Violencia que cesó por muchos años, hasta cuando en los ochenta aparecieron de nuevo, primero la guerrilla y detrás de ésta los paramilitares. La Horqueta fue escenario de una de las peores masacres de la época cuando fueron asesinados catorce vecinos en una sola noche, y más tarde, arriba en La Cajita, hubo un combate repleto de muertos cuando los subversivos tenían una reunión con los habitantes en la escuela.
Demasiado terror para aquella especialísima región de campesinos arraigados, trabajadores de la tierra y amantes del guarapo y de los gallos de pelea, quienes en las épocas de nuestras vacaciones nos recibían amables en sus ranchos y contaban sus historias con espontánea generosidad. Jugábamos tejo con ellos y nos invitaban a las riñas que incluían mucha cerveza caliente y piquetes de gallina con yuca, papa y ají de huevo duro, servidos sin vajilla ni cubiertos sobre grandes hojas de plátano.
La finca ya no pertenece a los primos, y la inmensa casa de tres plantas con secadero de café en el zarzo se quemó por accidente hace varios años.
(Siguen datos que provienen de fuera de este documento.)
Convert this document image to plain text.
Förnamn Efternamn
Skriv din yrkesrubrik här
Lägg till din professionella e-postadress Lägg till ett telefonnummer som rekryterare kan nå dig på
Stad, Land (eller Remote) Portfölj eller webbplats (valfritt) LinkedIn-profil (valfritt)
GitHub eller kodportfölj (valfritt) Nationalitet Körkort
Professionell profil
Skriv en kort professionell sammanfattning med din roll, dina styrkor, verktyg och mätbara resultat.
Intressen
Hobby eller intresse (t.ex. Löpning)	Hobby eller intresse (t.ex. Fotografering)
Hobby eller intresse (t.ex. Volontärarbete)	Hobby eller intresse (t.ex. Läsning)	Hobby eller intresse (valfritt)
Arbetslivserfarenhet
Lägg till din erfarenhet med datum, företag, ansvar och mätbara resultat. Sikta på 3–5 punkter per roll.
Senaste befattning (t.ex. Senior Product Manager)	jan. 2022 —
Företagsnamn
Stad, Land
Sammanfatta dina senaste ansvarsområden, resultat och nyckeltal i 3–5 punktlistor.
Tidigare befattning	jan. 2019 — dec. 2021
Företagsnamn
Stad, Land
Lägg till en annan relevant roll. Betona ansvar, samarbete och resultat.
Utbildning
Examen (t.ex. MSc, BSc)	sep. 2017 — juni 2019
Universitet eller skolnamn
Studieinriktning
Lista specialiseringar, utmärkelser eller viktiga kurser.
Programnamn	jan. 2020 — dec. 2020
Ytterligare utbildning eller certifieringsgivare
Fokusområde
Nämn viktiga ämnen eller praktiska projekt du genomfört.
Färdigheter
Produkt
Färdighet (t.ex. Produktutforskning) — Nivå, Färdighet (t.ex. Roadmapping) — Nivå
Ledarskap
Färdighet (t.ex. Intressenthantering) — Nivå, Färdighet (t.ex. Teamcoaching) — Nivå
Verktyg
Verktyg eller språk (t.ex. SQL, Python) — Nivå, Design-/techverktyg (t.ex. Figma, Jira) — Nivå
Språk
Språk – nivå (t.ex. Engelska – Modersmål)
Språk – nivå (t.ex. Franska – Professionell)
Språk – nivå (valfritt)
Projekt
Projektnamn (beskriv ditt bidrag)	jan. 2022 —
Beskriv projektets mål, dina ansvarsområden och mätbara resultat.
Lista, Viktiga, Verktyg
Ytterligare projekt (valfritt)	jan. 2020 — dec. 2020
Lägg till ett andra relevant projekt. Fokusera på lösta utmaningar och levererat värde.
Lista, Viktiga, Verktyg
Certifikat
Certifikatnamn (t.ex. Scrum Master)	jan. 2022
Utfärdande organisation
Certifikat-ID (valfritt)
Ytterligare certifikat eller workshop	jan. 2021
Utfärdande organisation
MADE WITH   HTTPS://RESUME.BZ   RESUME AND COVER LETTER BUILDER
Sólo quedan las ruinas de sus robustos cimientos de ladrillo, entre las cuales se distingue un horno enorme que producía el calor para un curioso sistema de secado del grano, consistente en unos talegos largos de fique que colgaban hasta el piso y se llenaban con los granos mojados para que los recorriera el aire caliente en un cuarto cerrado. Arriba el piso estaba lleno de agujeros por los cuales se llenaban aquellos chorizos de yute. Los churumbos.
A visitar aquellas ruinas y a saludar a quienes por allá todavía sobreviven fuimos a principios de este año. La noticia buena es que la parte alta de la región, donde ya prácticamente no hay café pero persisten los grandes árboles que hacían de sombrío, y donde apenas se cultivan de manera precaria algunos productos, está siendo convertida en reserva forestal con el fin de recuperar el agua para las secas tierras de abajo.